AI flays India for human rights abuses in IHK: repeal of PSA demanded

22 Mar, 2011

The Amnesty International (AI) has castigated India for gross human rights violations in occupied Kashmir by its troops and urged the Indian government to revoke draconian law, Public Safety Act (PSA), in the territory.
The Amnesty International in a report `A Lawless Law: Detentions under the Jammu and Kashmir Public Safety Act' released in Srinagar, on Monday, said that estimates of the number detained under the PSA over the past two decades ranged from 8,000-20,000, Kashmir Media Service reported.
It maintained that 322 people were detained between January and September 2010, under the black law that empowered the authorities to detain people for up to two years without any reason.
The 70-page report, the first on the rights situation in the territory since 2000, documents how authorities are using the draconian Act to detain people for years at a time, without trial, depriving them of basic human rights. "By using the PSA to detain people without adequate evidence, India has gravely violated the human rights," it stated.
The Amnesty report said that in many cases, the High Court of the occupied territory had quashed orders of detentions but the research clearly showed that the authorities consistently thwarted the court orders for release by re-detaining individuals under fake charges by issuing further detention orders. It clubbed India with Israel and Egypt on the grounds of rights abuses and termed the PSA as a system of administrative detentions.

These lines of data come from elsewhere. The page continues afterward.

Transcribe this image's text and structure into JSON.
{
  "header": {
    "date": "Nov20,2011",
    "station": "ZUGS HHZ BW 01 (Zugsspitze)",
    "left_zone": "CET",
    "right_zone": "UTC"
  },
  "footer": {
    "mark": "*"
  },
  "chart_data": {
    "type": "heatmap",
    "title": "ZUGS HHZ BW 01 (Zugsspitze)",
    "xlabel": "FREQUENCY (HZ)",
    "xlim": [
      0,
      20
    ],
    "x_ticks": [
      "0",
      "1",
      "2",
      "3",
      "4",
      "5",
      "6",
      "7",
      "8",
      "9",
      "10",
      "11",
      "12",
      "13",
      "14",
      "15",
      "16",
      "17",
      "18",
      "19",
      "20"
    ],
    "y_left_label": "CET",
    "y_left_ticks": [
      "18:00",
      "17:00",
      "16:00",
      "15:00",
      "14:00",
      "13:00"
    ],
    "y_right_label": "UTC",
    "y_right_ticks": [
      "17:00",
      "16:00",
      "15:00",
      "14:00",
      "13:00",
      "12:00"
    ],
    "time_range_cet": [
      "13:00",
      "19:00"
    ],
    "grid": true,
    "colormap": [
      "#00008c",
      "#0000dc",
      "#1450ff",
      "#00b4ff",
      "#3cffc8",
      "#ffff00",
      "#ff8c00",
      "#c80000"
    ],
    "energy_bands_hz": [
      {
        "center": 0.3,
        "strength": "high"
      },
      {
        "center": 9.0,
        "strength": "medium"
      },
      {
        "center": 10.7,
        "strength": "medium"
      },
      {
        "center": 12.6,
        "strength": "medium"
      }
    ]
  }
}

Pointing out that a large number of Kashmiris including women and children was languishing in different jails of the territory, the Amnesty International asked India to repeal the black law, end practices of illegal detentions and facilitate the visits of the UN Special Rapporteur on Torture and the Working Group on Arbitrary Detention to the territory. The report is based on research conducted in May last year and subsequent analysis of government and legal documents relating to over 600 individuals detained under the PSA between 2003 and 2010.